The Thai government argues that the international travel chaos of the early Covid pandemic era has subsided and that it is no longer necessary to ignore traditional immigration rules. Government research has apparently shown that up to 50,000 foreigners have taken advantage of the Covid discretion for almost two years. Other nearby countries, Vietnam in particular, initially adopted similar Covid extensions but have now ended the discretion. European countries and the United States never showed the same ease and generosity in the past two years.


Over the next few months, as Covid extensions die out, most foreigners who have used them will return to their home country. Those that do not wish to will need to fly out as the land borders remain closed to tourist traffic and so-called visa runs. Of course, it is possible that the land borders with Cambodia and Laos in particular will become more open. They currently restrict entry and departure to goods traffic and local nationals working in Thailand or returning to their homes. Progress in this regard depends on the future course of the pandemic.


Q: Is there a special visa for foreigners married to Thais who are working abroad?
The Thai authorities have always recognized that one year visas and annual extensions of stay are not always suitable for foreigners married to Thais who work abroad and visit here for several weeks at a time. So there is a special “60 days discretion” which means that a foreigner in this position can enter with any visa or permission – such as 30 days on arrival – and then apply for a two months’ extra extension of stay. Incidentally, this has nothing to do with Covid discretion and is entirely a separate matter.

The foreigner should turn up at immigration before the expiry of his first visa and show documents for the marriage and proof of a local address. The application must be made in the same province as the home base. The spouse should accompany him and bring her ID. Recent photos and proof of any children born to the couple help in some immigration offices. The 60 days cannot be immediately extended, but can be obtained again on the next trip by the foreigner. Once the foreigner is based in Thailand, then he can apply for an annually renewable extension of stay based on a marriage. Some men over 50 in that position prefer to opt for the retirement extension (fewer documents required) or choose the Elite program of visas becoming increasingly popular these days.

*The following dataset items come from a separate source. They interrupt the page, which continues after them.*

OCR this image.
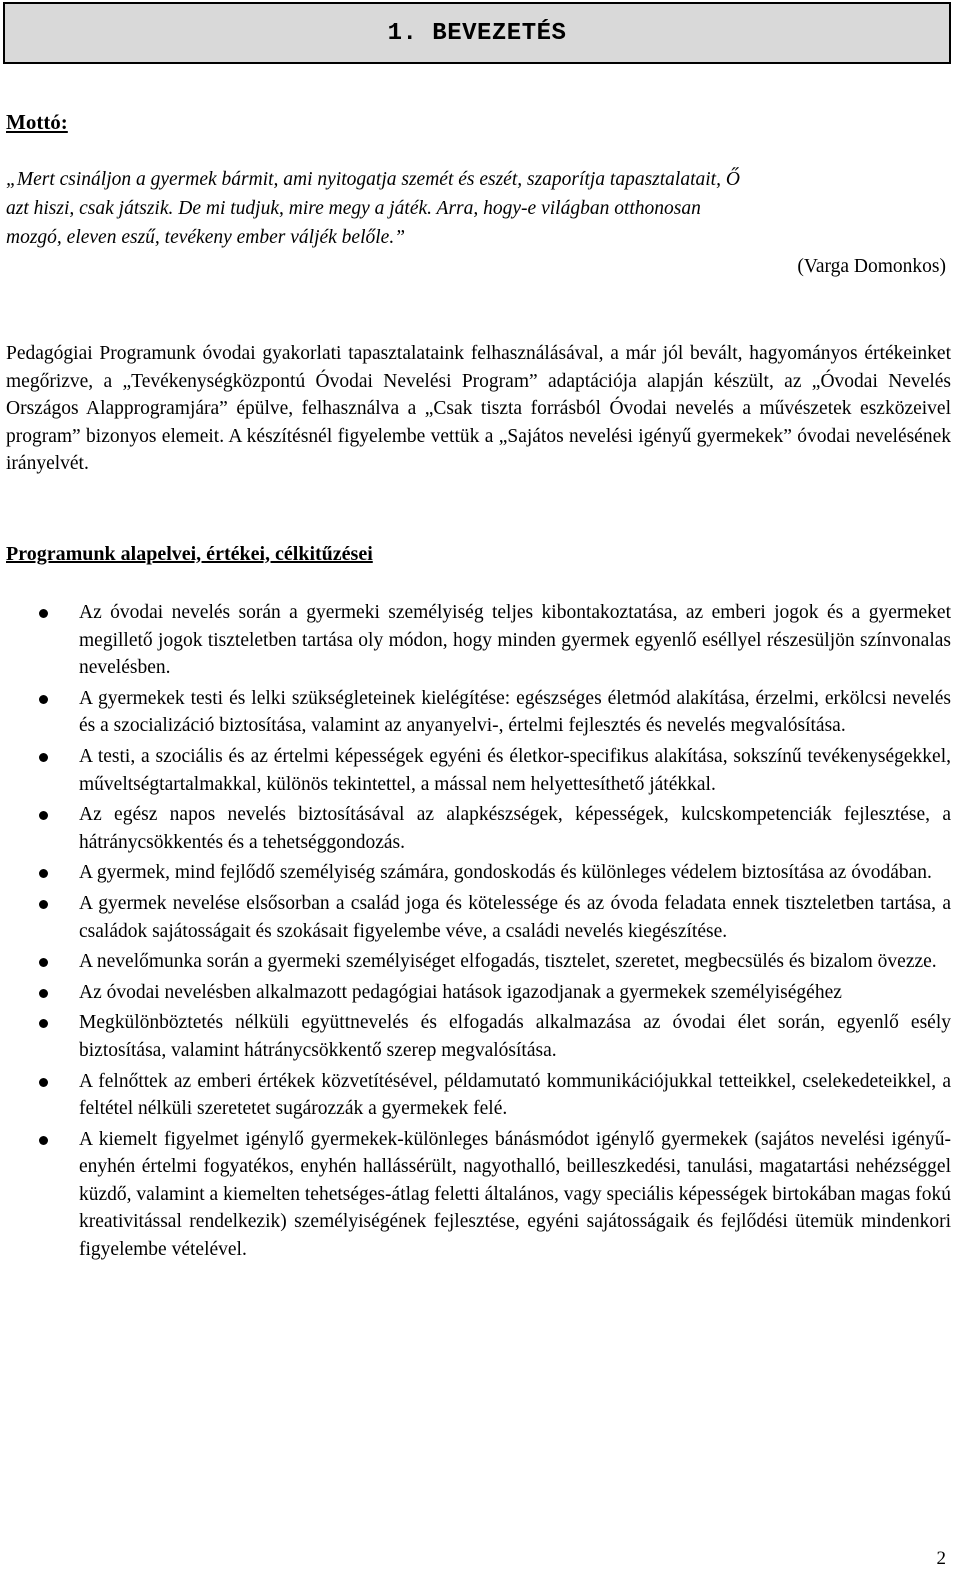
1. BEVEZETÉS
Mottó:

„Mert csináljon a gyermek bármit, ami nyitogatja szemét és eszét, szaporítja tapasztalatait, Ő

azt hiszi, csak játszik. De mi tudjuk, mire megy a játék. Arra, hogy-e világban otthonosan

mozgó, eleven eszű, tevékeny ember váljék belőle.”

(Varga Domonkos)

Pedagógiai Programunk óvodai gyakorlati tapasztalataink felhasználásával, a már jól bevált, hagyományos értékeinket megőrizve, a „Tevékenységközpontú Óvodai Nevelési Program” adaptációja alapján készült, az „Óvodai Nevelés Országos Alapprogramjára” épülve, felhasználva a „Csak tiszta forrásból Óvodai nevelés a művészetek eszközeivel program” bizonyos elemeit. A készítésnél figyelembe vettük a „Sajátos nevelési igényű gyermekek” óvodai nevelésének irányelvét.

Programunk alapelvei, értékei, célkitűzései
Az óvodai nevelés során a gyermeki személyiség teljes kibontakoztatása, az emberi jogok és a gyermeket megillető jogok tiszteletben tartása oly módon, hogy minden gyermek egyenlő eséllyel részesüljön színvonalas nevelésben.
A gyermekek testi és lelki szükségleteinek kielégítése: egészséges életmód alakítása, érzelmi, erkölcsi nevelés és a szocializáció biztosítása, valamint az anyanyelvi-, értelmi fejlesztés és nevelés megvalósítása.
A testi, a szociális és az értelmi képességek egyéni és életkor-specifikus alakítása, sokszínű tevékenységekkel, műveltségtartalmakkal, különös tekintettel, a mással nem helyettesíthető játékkal.
Az egész napos nevelés biztosításával az alapkészségek, képességek, kulcskompetenciák fejlesztése, a hátránycsökkentés és a tehetséggondozás.
A gyermek, mind fejlődő személyiség számára, gondoskodás és különleges védelem biztosítása az óvodában.
A gyermek nevelése elsősorban a család joga és kötelessége és az óvoda feladata ennek tiszteletben tartása, a családok sajátosságait és szokásait figyelembe véve, a családi nevelés kiegészítése.
A nevelőmunka során a gyermeki személyiséget elfogadás, tisztelet, szeretet, megbecsülés és bizalom övezze.
Az óvodai nevelésben alkalmazott pedagógiai hatások igazodjanak a gyermekek személyiségéhez
Megkülönböztetés nélküli együttnevelés és elfogadás alkalmazása az óvodai élet során, egyenlő esély biztosítása, valamint hátránycsökkentő szerep megvalósítása.
A felnőttek az emberi értékek közvetítésével, példamutató kommunikációjukkal tetteikkel, cselekedeteikkel, a feltétel nélküli szeretetet sugározzák a gyermekek felé.
A kiemelt figyelmet igénylő gyermekek-különleges bánásmódot igénylő gyermekek (sajátos nevelési igényű-enyhén értelmi fogyatékos, enyhén hallássérült, nagyothalló, beilleszkedési, tanulási, magatartási nehézséggel küzdő, valamint a kiemelten tehetséges-átlag feletti általános, vagy speciális képességek birtokában magas fokú kreativitással rendelkezik) személyiségének fejlesztése, egyéni sajátosságaik és fejlődési ütemük mindenkori figyelembe vételével.
2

Q: What is your take on the recent announcement that retirees can self-insure?
You are referring to the recent announcement that, from October 1, applicants for the O/A retiree visa or extension of stay will be able to show 3 million baht in cash or property or bond holdings if they cannot find hospital insurance because of their age or health. I believe it is a sensible step forward as medical insurance is fast becoming essential worldwide because of the Covid legacy. But there are those who cannot be insured, usually because of age or their medical history. The question has to be asked – how will retirees pay for a medical emergency?

In fact, the new feature applies only to the O/A visa and not to any others. There is a lot of detail still to be worked out, particularly if the assets or cash are held abroad. Embassies and the Ministry of Foreign Affairs will almost certainly have to stamp supporting documentation by the applicant. It is too early to give a definitive judgment on this pilot scheme but I think it is a step forward. It gives retirees, or some of them, a way of securing their long stay visa without medical insurance whilst protecting Thai hospitals who are not in a position to offer free treatment.